A key challenge for managers in the age of remote working will be to mitigate this growing problem – and find new ways to ensure every employee can build meaningful, emotionally rewarding connections with colleagues and the wider business.
This is particularly critical for those companies who are now opening up offices and transitioning to a hybrid model. A 2017 study by the Harvard Business Review showed how easily a two-tier employee culture can develop in this situation, with remote employees feeling marginalized and under-valued compared to their on-site colleagues.
Tip 4: Trust your people to deliver
The modern office – especially the modern open plan office – often resembles the Panopticon, a building designed to exert subtle but powerful control by the possibility of being observed at any point.

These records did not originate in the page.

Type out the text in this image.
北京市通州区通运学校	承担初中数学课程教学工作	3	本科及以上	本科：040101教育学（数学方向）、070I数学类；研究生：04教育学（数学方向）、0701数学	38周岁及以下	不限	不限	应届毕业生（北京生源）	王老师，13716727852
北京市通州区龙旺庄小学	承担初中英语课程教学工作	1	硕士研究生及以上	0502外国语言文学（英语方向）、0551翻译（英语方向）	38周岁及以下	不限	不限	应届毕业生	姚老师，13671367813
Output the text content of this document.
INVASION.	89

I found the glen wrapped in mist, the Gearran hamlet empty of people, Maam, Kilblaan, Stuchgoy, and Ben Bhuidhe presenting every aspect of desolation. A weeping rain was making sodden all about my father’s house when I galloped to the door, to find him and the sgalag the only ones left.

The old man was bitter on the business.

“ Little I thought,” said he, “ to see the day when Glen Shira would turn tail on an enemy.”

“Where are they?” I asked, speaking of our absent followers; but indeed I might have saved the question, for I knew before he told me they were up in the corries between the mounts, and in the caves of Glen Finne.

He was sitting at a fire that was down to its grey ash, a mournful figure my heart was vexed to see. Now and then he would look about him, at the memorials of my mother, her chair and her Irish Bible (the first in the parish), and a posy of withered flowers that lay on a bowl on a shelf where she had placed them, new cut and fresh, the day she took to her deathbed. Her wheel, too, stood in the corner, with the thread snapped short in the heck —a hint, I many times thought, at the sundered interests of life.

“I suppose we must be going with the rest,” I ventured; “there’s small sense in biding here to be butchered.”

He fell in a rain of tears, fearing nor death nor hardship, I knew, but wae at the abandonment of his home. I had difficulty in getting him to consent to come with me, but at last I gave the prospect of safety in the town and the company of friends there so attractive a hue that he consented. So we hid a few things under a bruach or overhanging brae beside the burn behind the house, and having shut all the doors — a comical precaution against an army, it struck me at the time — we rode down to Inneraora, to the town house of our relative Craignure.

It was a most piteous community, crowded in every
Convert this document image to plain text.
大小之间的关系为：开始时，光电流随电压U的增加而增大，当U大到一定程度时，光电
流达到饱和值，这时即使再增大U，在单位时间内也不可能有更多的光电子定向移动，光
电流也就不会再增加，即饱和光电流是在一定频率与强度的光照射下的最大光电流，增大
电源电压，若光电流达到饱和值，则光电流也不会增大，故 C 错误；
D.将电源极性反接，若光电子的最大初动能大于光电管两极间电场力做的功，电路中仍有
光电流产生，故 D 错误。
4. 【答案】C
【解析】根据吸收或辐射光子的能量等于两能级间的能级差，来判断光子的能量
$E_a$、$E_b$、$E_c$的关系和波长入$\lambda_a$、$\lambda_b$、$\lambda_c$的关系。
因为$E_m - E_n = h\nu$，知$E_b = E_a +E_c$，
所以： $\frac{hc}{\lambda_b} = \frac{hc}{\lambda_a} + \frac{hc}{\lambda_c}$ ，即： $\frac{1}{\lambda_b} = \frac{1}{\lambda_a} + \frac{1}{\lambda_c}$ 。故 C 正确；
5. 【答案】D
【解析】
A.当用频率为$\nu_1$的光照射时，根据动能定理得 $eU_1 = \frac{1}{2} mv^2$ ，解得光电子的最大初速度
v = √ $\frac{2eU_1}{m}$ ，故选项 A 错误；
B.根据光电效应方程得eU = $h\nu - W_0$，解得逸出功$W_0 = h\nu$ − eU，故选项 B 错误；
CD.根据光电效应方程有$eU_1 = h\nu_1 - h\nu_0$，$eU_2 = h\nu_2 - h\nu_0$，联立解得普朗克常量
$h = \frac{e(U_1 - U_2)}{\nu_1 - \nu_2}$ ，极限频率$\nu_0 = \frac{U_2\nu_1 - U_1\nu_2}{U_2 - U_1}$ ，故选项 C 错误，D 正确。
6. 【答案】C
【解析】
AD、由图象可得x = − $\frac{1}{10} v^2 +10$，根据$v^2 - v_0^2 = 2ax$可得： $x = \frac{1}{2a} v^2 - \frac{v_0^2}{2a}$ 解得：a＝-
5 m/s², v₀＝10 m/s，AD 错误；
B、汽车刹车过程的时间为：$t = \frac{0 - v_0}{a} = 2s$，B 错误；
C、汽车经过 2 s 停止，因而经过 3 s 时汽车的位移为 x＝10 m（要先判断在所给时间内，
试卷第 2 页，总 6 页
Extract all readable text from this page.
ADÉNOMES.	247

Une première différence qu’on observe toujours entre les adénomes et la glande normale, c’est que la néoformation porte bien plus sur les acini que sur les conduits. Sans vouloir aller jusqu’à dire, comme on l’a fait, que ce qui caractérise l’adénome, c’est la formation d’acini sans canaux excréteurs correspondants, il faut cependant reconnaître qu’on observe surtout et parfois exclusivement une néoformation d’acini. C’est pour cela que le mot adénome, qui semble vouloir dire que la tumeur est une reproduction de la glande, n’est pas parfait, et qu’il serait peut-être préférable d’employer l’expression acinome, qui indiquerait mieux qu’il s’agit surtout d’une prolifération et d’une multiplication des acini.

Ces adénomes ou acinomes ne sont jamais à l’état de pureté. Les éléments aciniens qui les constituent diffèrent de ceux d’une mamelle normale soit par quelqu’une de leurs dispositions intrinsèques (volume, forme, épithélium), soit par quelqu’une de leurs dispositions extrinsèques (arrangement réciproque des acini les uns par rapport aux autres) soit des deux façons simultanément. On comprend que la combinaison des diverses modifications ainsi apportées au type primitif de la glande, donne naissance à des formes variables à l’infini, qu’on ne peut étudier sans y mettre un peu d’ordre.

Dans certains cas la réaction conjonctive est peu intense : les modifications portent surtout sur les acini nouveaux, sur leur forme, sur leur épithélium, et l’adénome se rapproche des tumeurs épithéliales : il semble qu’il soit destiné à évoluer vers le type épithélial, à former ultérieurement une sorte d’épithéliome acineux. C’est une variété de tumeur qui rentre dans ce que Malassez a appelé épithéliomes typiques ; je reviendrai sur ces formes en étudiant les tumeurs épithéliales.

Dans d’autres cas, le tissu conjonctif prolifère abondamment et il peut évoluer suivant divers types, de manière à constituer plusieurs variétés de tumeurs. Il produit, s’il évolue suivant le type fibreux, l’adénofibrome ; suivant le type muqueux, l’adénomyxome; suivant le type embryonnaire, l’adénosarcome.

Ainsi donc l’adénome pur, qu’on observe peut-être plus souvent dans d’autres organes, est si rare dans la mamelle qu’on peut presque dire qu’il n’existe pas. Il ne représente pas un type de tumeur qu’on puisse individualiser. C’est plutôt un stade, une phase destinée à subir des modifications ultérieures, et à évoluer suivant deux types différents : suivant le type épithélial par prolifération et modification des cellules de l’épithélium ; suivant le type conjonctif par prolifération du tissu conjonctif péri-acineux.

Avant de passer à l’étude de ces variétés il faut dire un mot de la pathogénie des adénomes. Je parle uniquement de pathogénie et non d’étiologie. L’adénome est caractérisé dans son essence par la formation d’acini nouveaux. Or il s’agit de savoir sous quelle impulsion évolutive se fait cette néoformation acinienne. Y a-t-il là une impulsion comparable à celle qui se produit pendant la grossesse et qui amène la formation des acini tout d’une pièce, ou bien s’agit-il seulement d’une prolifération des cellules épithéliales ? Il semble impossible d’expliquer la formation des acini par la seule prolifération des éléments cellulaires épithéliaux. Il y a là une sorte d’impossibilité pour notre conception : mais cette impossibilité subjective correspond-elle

Offices teach people it isn’t just important to work, but also to be seen to work – leading to problems like presenteeism and spiraling working hours.
But done right, remote working could change all that forever. While some businesses may look to replicate minute-by-minute supervision using digital tools, others will follow McKinsey’s advice and “focus on monitoring the outcome-based measurements. When leaders focus on outcomes and outputs, virtual workers deliver higher-quality work.”
As a role model for the future, McKinsey proposes Netflix (currently the 32nd largest company in the world by market capitalization). A key factor in its remarkable success story has been a culture where ‘face time’ in the office isn’t required and paid time off isn’t limited at all. McKinsey’s advice for businesses looking to thrive in the new normal is bold and simple: “Netflix measures productivity by outcomes, not inputs – and you should do the same.”
Tip 5: Learn from the pioneers of remote working
Remote working is new to many companies – but not all. Some businesses, especially in the tech sector, have been successfully doing it for years. This fascinating Ted Talk by Matt Mullenweg, a co-founder of WordPress, explains why and how they built their business on remote (or, as he prefers to call it, distributed) working.
In fact, many remote-working companies in the tech sector are equally generous when it comes to sharing their insights and learnings. GitLab, for example, have published their own remote working guide, while Toptal (another 100% distributed workforce company) has created its own Suddenly Remote Playbook, which they describe as a guide to “sustaining an enterprise-grade remote environment”.
If you’re looking to learn from others mistakes and get a head start in the new world of remote working, these documents are a great place to begin.